The American College of Obstetricians-Gynecologists, in a joint statement with the American College of Nurse-Midwives has stated that “Ob-gyns and certified nurse-midwives are experts in their respective fields of practice and are educated, trained, and licensed, independent providers who may collaborate with each other based on the needs of their patients.”
Additionally, the Institute of Medicine has found access to care from certified nurse-midwives has improved primary health care services for women in rural and inner-city areas and recommends removing scope-of-practice barriers such as requirement of physician supervision and allowing certified nurse-midwives to practice to the full extent of their education and training.
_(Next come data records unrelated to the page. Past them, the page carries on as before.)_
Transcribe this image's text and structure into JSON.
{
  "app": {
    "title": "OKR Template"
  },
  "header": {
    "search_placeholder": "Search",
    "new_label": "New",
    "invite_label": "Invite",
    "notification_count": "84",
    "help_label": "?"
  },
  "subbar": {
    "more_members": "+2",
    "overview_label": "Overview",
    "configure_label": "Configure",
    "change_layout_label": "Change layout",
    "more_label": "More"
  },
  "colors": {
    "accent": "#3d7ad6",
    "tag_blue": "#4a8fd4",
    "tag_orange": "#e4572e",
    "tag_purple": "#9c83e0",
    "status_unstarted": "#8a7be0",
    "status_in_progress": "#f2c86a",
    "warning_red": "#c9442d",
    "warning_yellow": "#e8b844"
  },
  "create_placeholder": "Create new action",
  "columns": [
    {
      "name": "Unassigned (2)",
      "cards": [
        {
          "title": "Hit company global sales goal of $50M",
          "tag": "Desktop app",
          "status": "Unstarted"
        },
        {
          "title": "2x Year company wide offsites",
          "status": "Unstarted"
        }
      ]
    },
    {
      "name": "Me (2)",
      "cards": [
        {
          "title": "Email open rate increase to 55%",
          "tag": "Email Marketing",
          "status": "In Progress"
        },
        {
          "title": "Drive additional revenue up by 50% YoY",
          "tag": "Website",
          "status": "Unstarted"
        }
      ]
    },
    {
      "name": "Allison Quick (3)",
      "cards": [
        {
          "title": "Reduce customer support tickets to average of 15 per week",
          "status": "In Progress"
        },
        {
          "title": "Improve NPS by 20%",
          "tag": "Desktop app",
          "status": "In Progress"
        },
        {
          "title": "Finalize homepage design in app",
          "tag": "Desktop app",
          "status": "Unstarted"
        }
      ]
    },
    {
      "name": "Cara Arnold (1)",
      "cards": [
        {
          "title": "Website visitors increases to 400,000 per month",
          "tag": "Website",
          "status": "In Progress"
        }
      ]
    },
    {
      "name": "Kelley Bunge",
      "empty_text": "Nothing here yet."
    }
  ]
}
In the 2013-14 legislative session, a group of state legislators studied the flexibility of midwifery practice without physician supervision. The study recommended North Carolina’s requirement of physician supervision places some unnecessary restrictions on CNM practice and can result in well-qualified CNMs choosing to practice in other states. The lawmakers recommended an update and modernization of the Midwife Practice Act which will allow greater flexibility for certified nurse-midwives in their practice, greater access to midwifery care, and better outcomes for women and babies across the state. We are anticipating progress toward this recommendation in the 2015-16 legislative session with the passage of the Modernize Nursing Practice Act (S695/H807).